Since the White Hassle days – the band has been “on hiatus” since about 2005 – Hall’s songs have taken on a richer, more lingering sound, maybe just because he lets the chords ring out, he’s traded in his old Danelectro for an acoustic-electric and has bass in the band now. Speaking of bass, Smith was brilliant all night long, driving the first song with a neatly slurry lick way up the fretboard and staying way up there when the bittersweet chorus kicked in. The second song worked a straight-up garage-funk vein, Fannin and Hall joining forces on the catchy turnaround. A little later they did one that juxtaposed a distantly vintage Britpop verse against a biting chromatically-fueled chorus, with a casually smart, terse soul/blues guitar solo from Fannin.

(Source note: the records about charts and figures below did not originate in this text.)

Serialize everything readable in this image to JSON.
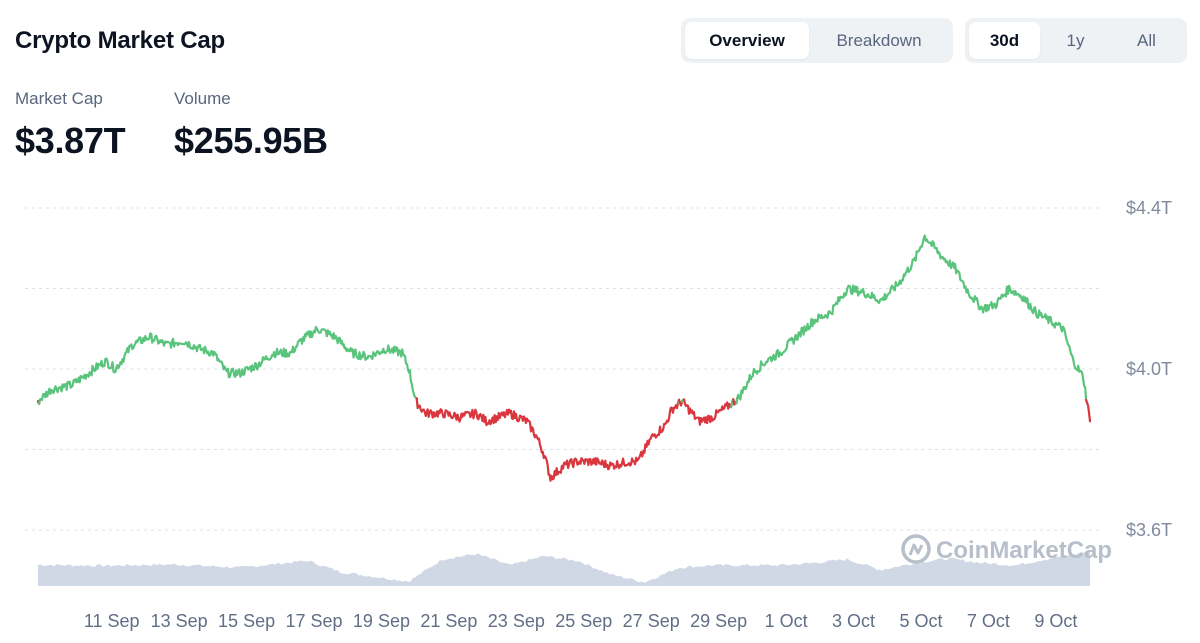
{
  "header": {
    "title": "Crypto Market Cap"
  },
  "view_tabs": [
    {
      "label": "Overview",
      "active": true
    },
    {
      "label": "Breakdown",
      "active": false
    }
  ],
  "range_tabs": [
    {
      "label": "30d",
      "active": true
    },
    {
      "label": "1y",
      "active": false
    },
    {
      "label": "All",
      "active": false
    }
  ],
  "stats": {
    "market_cap": {
      "label": "Market Cap",
      "value": "$3.87T"
    },
    "volume": {
      "label": "Volume",
      "value": "$255.95B"
    }
  },
  "watermark": {
    "text": "CoinMarketCap"
  },
  "colors": {
    "up": "#16c784",
    "up_line": "#5ac47d",
    "down": "#d9363e",
    "grid": "#dde1e6",
    "volume": "#cfd6e4"
  },
  "chart_data": {
    "type": "line",
    "title": "",
    "xlabel": "",
    "ylabel": "",
    "ylim": [
      3.5,
      4.45
    ],
    "y_ticks": [
      "$4.4T",
      "$4.0T",
      "$3.6T"
    ],
    "y_tick_values": [
      4.4,
      4.0,
      3.6
    ],
    "grid": true,
    "x_ticks": [
      "11 Sep",
      "13 Sep",
      "15 Sep",
      "17 Sep",
      "19 Sep",
      "21 Sep",
      "23 Sep",
      "25 Sep",
      "27 Sep",
      "29 Sep",
      "1 Oct",
      "3 Oct",
      "5 Oct",
      "7 Oct",
      "9 Oct"
    ],
    "x_tick_days": [
      1,
      3,
      5,
      7,
      9,
      11,
      13,
      15,
      17,
      19,
      21,
      23,
      25,
      27,
      29
    ],
    "baseline": 3.92,
    "series": [
      {
        "values_by_day": [
          [
            0.0,
            3.92
          ],
          [
            0.4,
            3.95
          ],
          [
            1.0,
            3.96
          ],
          [
            1.5,
            3.99
          ],
          [
            2.0,
            4.02
          ],
          [
            2.3,
            4.0
          ],
          [
            2.8,
            4.06
          ],
          [
            3.3,
            4.08
          ],
          [
            3.8,
            4.06
          ],
          [
            4.3,
            4.07
          ],
          [
            4.8,
            4.05
          ],
          [
            5.2,
            4.04
          ],
          [
            5.6,
            3.99
          ],
          [
            6.0,
            3.99
          ],
          [
            6.5,
            4.01
          ],
          [
            7.0,
            4.04
          ],
          [
            7.5,
            4.04
          ],
          [
            7.8,
            4.07
          ],
          [
            8.3,
            4.1
          ],
          [
            8.8,
            4.08
          ],
          [
            9.3,
            4.04
          ],
          [
            9.8,
            4.03
          ],
          [
            10.3,
            4.05
          ],
          [
            10.8,
            4.04
          ],
          [
            11.0,
            4.0
          ],
          [
            11.2,
            3.92
          ],
          [
            11.5,
            3.89
          ],
          [
            12.0,
            3.89
          ],
          [
            12.5,
            3.88
          ],
          [
            13.0,
            3.89
          ],
          [
            13.3,
            3.87
          ],
          [
            14.0,
            3.89
          ],
          [
            14.5,
            3.87
          ],
          [
            14.8,
            3.83
          ],
          [
            15.0,
            3.79
          ],
          [
            15.2,
            3.73
          ],
          [
            15.6,
            3.76
          ],
          [
            16.0,
            3.77
          ],
          [
            16.5,
            3.77
          ],
          [
            17.0,
            3.76
          ],
          [
            17.5,
            3.77
          ],
          [
            17.8,
            3.77
          ],
          [
            18.2,
            3.83
          ],
          [
            18.6,
            3.86
          ],
          [
            18.8,
            3.9
          ],
          [
            19.1,
            3.92
          ],
          [
            19.6,
            3.87
          ],
          [
            20.0,
            3.88
          ],
          [
            20.5,
            3.91
          ],
          [
            20.8,
            3.93
          ],
          [
            21.2,
            3.99
          ],
          [
            21.6,
            4.02
          ],
          [
            22.0,
            4.04
          ],
          [
            22.5,
            4.08
          ],
          [
            23.0,
            4.12
          ],
          [
            23.5,
            4.14
          ],
          [
            24.0,
            4.2
          ],
          [
            24.5,
            4.19
          ],
          [
            25.0,
            4.17
          ],
          [
            25.5,
            4.21
          ],
          [
            26.0,
            4.27
          ],
          [
            26.3,
            4.33
          ],
          [
            26.8,
            4.28
          ],
          [
            27.2,
            4.25
          ],
          [
            27.6,
            4.19
          ],
          [
            28.0,
            4.15
          ],
          [
            28.4,
            4.16
          ],
          [
            28.8,
            4.2
          ],
          [
            29.2,
            4.18
          ],
          [
            29.4,
            4.16
          ],
          [
            29.6,
            4.14
          ],
          [
            30.0,
            4.12
          ],
          [
            30.4,
            4.1
          ],
          [
            30.7,
            4.02
          ],
          [
            31.0,
            3.98
          ],
          [
            31.2,
            3.87
          ]
        ]
      }
    ],
    "volume_series": [
      [
        0.0,
        0.46
      ],
      [
        2.0,
        0.44
      ],
      [
        4.0,
        0.47
      ],
      [
        6.0,
        0.4
      ],
      [
        8.0,
        0.55
      ],
      [
        9.0,
        0.3
      ],
      [
        11.0,
        0.1
      ],
      [
        12.0,
        0.58
      ],
      [
        13.0,
        0.7
      ],
      [
        14.0,
        0.45
      ],
      [
        15.0,
        0.65
      ],
      [
        16.0,
        0.55
      ],
      [
        17.0,
        0.25
      ],
      [
        18.0,
        0.08
      ],
      [
        19.0,
        0.4
      ],
      [
        20.0,
        0.45
      ],
      [
        22.0,
        0.45
      ],
      [
        23.0,
        0.5
      ],
      [
        24.0,
        0.58
      ],
      [
        25.0,
        0.35
      ],
      [
        26.0,
        0.5
      ],
      [
        27.0,
        0.6
      ],
      [
        28.0,
        0.5
      ],
      [
        29.0,
        0.45
      ],
      [
        30.0,
        0.6
      ],
      [
        31.2,
        0.75
      ]
    ]
  }
}
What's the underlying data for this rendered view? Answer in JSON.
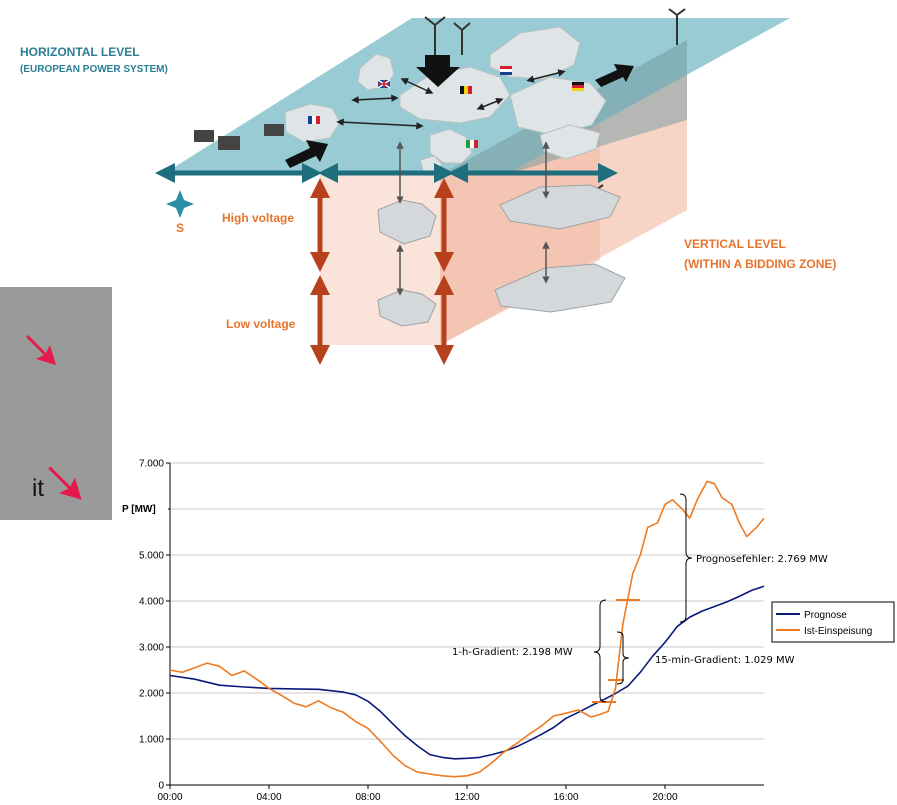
{
  "diagram": {
    "horizontal_title": "HORIZONTAL LEVEL",
    "horizontal_subtitle": "(EUROPEAN POWER SYSTEM)",
    "vertical_title": "VERTICAL LEVEL",
    "vertical_subtitle": "(WITHIN A BIDDING ZONE)",
    "high_voltage": "High voltage",
    "low_voltage": "Low voltage",
    "compass_letter": "S",
    "side_text": "it",
    "colors": {
      "plane_top": "#8fc7cf",
      "plane_side": "#f6c5b3",
      "arrow_teal": "#1f6e7e",
      "arrow_orange": "#b8411d",
      "label_blue": "#2a7f94",
      "label_orange": "#e8742c",
      "red_arrow": "#e6194b",
      "grey_panel": "#9a9a9a"
    }
  },
  "chart_data": {
    "type": "line",
    "ylabel": "P [MW]",
    "ylim": [
      0,
      7000
    ],
    "xlim": [
      0,
      24
    ],
    "y_ticks": [
      "0",
      "1.000",
      "2.000",
      "3.000",
      "4.000",
      "5.000",
      "6.000",
      "7.000"
    ],
    "x_ticks": [
      "00:00",
      "04:00",
      "08:00",
      "12:00",
      "16:00",
      "20:00"
    ],
    "grid": true,
    "legend_position": "right",
    "series": [
      {
        "name": "Prognose",
        "color": "#0a1a7a",
        "x": [
          0,
          1,
          2,
          3,
          4,
          5,
          6,
          6.5,
          7,
          7.5,
          8,
          8.5,
          9,
          9.5,
          10,
          10.5,
          11,
          11.5,
          12,
          12.5,
          13,
          13.5,
          14,
          14.5,
          15,
          15.5,
          16,
          16.5,
          17,
          17.5,
          18,
          18.5,
          19,
          19.5,
          20,
          20.5,
          21,
          21.5,
          22,
          22.5,
          23,
          23.5,
          24
        ],
        "values": [
          2380,
          2300,
          2170,
          2130,
          2100,
          2090,
          2080,
          2050,
          2020,
          1960,
          1820,
          1600,
          1330,
          1070,
          850,
          660,
          600,
          570,
          580,
          600,
          660,
          730,
          830,
          960,
          1100,
          1250,
          1450,
          1580,
          1720,
          1850,
          1990,
          2150,
          2450,
          2800,
          3100,
          3450,
          3650,
          3780,
          3880,
          3980,
          4100,
          4230,
          4320
        ]
      },
      {
        "name": "Ist-Einspeisung",
        "color": "#f07a20",
        "x": [
          0,
          0.5,
          1,
          1.5,
          2,
          2.5,
          3,
          3.5,
          4,
          4.5,
          5,
          5.5,
          6,
          6.5,
          7,
          7.5,
          8,
          8.5,
          9,
          9.5,
          10,
          10.5,
          11,
          11.5,
          12,
          12.5,
          13,
          13.5,
          14,
          14.5,
          15,
          15.5,
          16,
          16.5,
          17,
          17.3,
          17.7,
          18,
          18.3,
          18.7,
          19,
          19.3,
          19.7,
          20,
          20.3,
          20.7,
          21,
          21.3,
          21.7,
          22,
          22.3,
          22.7,
          23,
          23.3,
          23.7,
          24
        ],
        "values": [
          2500,
          2450,
          2550,
          2650,
          2580,
          2380,
          2480,
          2300,
          2100,
          1950,
          1780,
          1700,
          1830,
          1680,
          1580,
          1380,
          1230,
          950,
          650,
          420,
          280,
          240,
          200,
          180,
          200,
          280,
          480,
          720,
          900,
          1100,
          1280,
          1500,
          1560,
          1630,
          1480,
          1520,
          1600,
          2100,
          3500,
          4600,
          5000,
          5600,
          5700,
          6100,
          6200,
          6000,
          5800,
          6200,
          6600,
          6550,
          6250,
          6100,
          5700,
          5400,
          5600,
          5800
        ]
      }
    ],
    "annotations": [
      {
        "text": "Prognosefehler: 2.769 MW"
      },
      {
        "text": "1-h-Gradient: 2.198 MW"
      },
      {
        "text": "15-min-Gradient: 1.029 MW"
      }
    ]
  }
}
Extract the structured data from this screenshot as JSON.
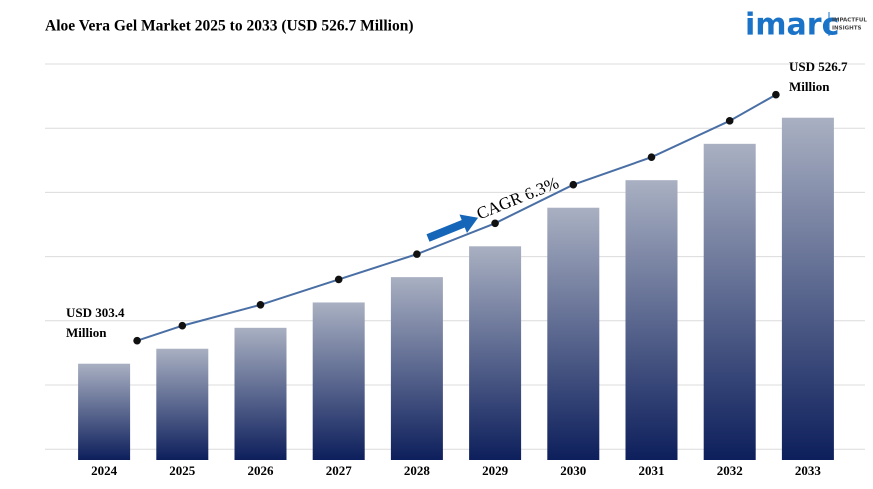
{
  "chart_data": {
    "type": "bar",
    "title": "Aloe Vera Gel Market 2025 to 2033 (USD 526.7 Million)",
    "categories": [
      "2024",
      "2025",
      "2026",
      "2027",
      "2028",
      "2029",
      "2030",
      "2031",
      "2032",
      "2033"
    ],
    "values": [
      303.4,
      317,
      336,
      359,
      382,
      410,
      445,
      470,
      503,
      526.7
    ],
    "color": "#0d1f5c",
    "line_color": "#4a6fa5",
    "ylim": [
      216,
      580
    ],
    "grid": true,
    "annotations": [
      "USD 303.4 Million",
      "USD 526.7 Million",
      "CAGR 6.3%"
    ]
  },
  "logo": {
    "name": "imarc",
    "tagline": [
      "IMPACTFUL",
      "INSIGHTS"
    ]
  }
}
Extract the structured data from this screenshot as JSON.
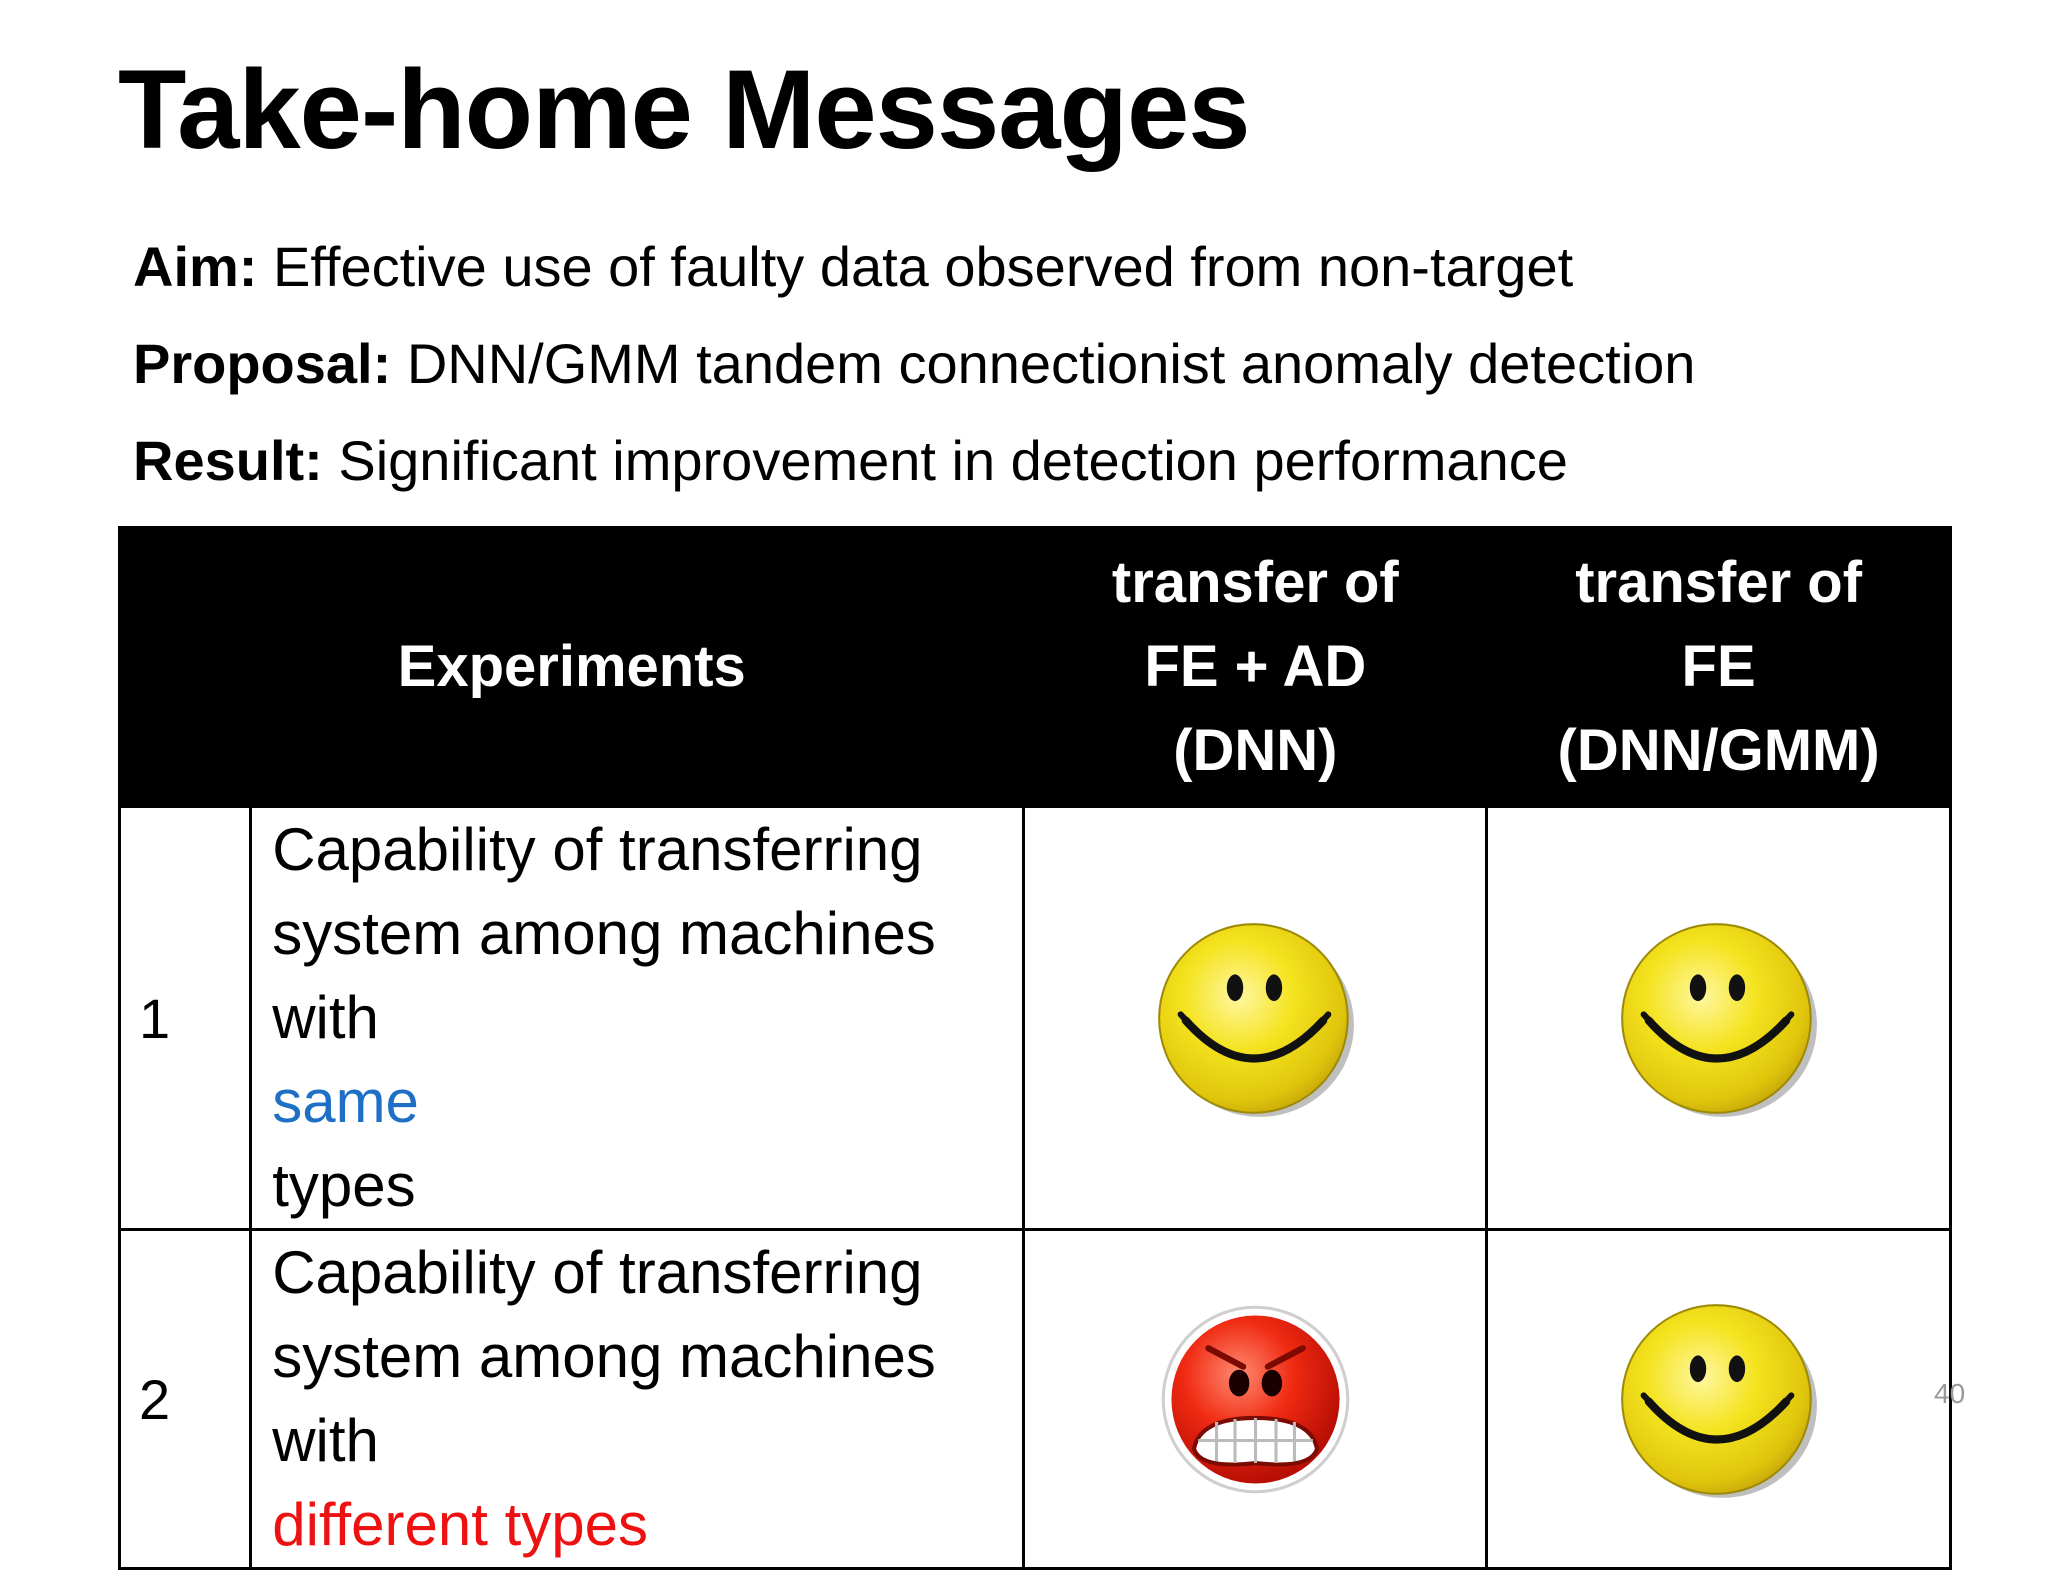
{
  "slide": {
    "title": "Take-home Messages",
    "bullets": [
      {
        "label": "Aim:",
        "text": " Effective use of faulty data observed from non-target"
      },
      {
        "label": "Proposal:",
        "text": " DNN/GMM tandem connectionist anomaly detection"
      },
      {
        "label": "Result:",
        "text": " Significant improvement in detection performance"
      }
    ],
    "page_number": "40"
  },
  "table": {
    "headers": {
      "experiments": "Experiments",
      "col_a": [
        "transfer of",
        "FE + AD",
        "(DNN)"
      ],
      "col_b": [
        "transfer of",
        "FE",
        "(DNN/GMM)"
      ]
    },
    "rows": [
      {
        "num": "1",
        "line1": "Capability of transferring",
        "line2": "system among machines",
        "line3_prefix": "with ",
        "line3_highlight": "same",
        "line3_suffix": " types",
        "highlight_color": "#1f6fc5",
        "col_a_icon": "happy-face-icon",
        "col_b_icon": "happy-face-icon"
      },
      {
        "num": "2",
        "line1": "Capability of transferring",
        "line2": "system among machines",
        "line3_prefix": "with ",
        "line3_highlight": "different types",
        "line3_suffix": "",
        "highlight_color": "#ee1111",
        "col_a_icon": "angry-face-icon",
        "col_b_icon": "happy-face-icon"
      }
    ]
  }
}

Another built up to a big crescendo with swirly organ and then a walk on the bass way down the scale, all the way to the bottom as the chorus kicked in. Soulmate, a cut that just screams out “college radio hit,” had a typically sarcastic lyric and a Motown-flavored break with just bass and drums.
But the best songs were the funniest ones. Hall has made a career of chronicling the misadventures of people who have their bullshit detectors set to stun: they have zero tolerance for fakeness and indecision, and their romantic adventures suffer badly as a result. The funniest one of these was a wry 6/8 anthem about a girl who’s a total killjoy: “I don’t want a boyfriend, she said with a sigh. I said no problem…I said what about dinner, you don’t have to pay,” Hall deadpanned. But when she put out her own suggestion for a pre-hookup activity, that had to be a dealbreaker – the joke is too good to spoil. The most offhandedly vicious song swayed hypnotically over a simple two-chord vamp as Hall set his sights on Faceboogers and textards:
I’m friends with people who I don’t know
Where does one turn after the afterglow
Please stick around, don’t go away
After this song there’ll be a Q&A
My head is messed up and my mind is undone
You are no one til you’re texting someone
The covers included one that Hall said he would sing in French which turned out to be a pretty basic version of You Never Can Tell which if you didn’t know it, you never would be able to tell that Chuck Berry wrote it. . They closed the set with an audience request, a completely serious, zero-sarcasm, harmony-driven cover of the old country gospel number Satisfied Mind, done as a defiant working person’s anthem. Hall also wasn’t joking that he’d brought a credit card reader for anybody who felt like using plastic to buy a cd, vinyl record or piece of art (Hall is also a highly sought-after illustrator): this was Williamsburg, after all, 2012.